The Moka-Lattay-Cheeno-Presso Writer

There are two things I like to do at a new city: go for a run and write in a coffee shop. Bad knees ruined the first, so I rely on the second to ground me to unfamiliar places. This was inconceivable five years ago. If there's a coffee noob equivalent to the 40-year-old virgin still living with her parents, that would've been me. We're talking big geeky glasses (coffee can be served cold?!), socially awkward (there's no coffee in coffee cake?!), and forever alone (coffee comes from beans?!).

I walked into a Starbucks once and ordered water.

My college coffee experience involved mixing ten sugar packets and ten itty-bitty plastic containers of cream into one small cup of coffee. I used (and totally abused) that concoction during finals like some students used adderall. When I graduated, I never wanted to drink coffee again.

Fast forward to today. There are five coffee shops near my house. My favorite seat is the one with its back to the wall, a nicely padded cushion, and a view out the window. Most of the baristas know my order. A few greet me by name.

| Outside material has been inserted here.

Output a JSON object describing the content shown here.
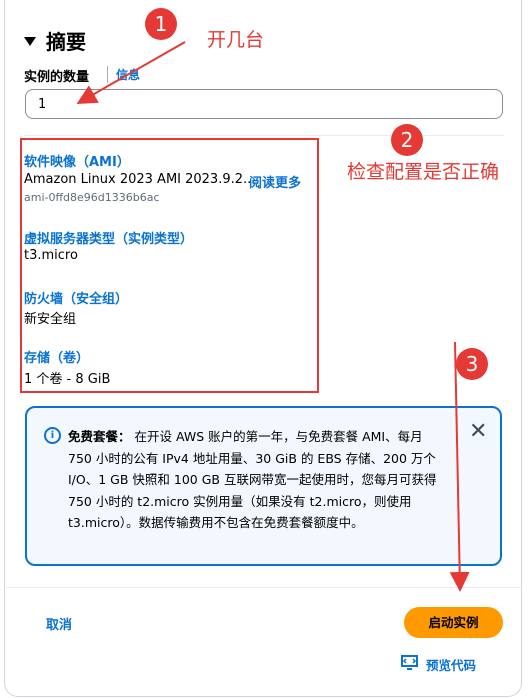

Yes. I am that writer at the coffee shop. The one with an iPhone and Macbook Air on her table with earbuds permanently plugged into her ears. Sometimes, I even write fanfic (gasp!) while I'm there.

I am aware the popular opinion on writers writing at coffee shops is generally negative. We're pretentious. We talk more about writing than we write. We camp out for hours without buying anything.

But I also plugged a large plot hole today and added a thousand words to my work in progress. For someone who used to sleep and watch television all day, I'll take that as a personal win. Leaving the house to write forces me to put on pants, comb my hair, and treat writing like a career instead of a hobby. Popping my coffee shop cherry has helped me cultivate the discipline I need to become the best writer I can be.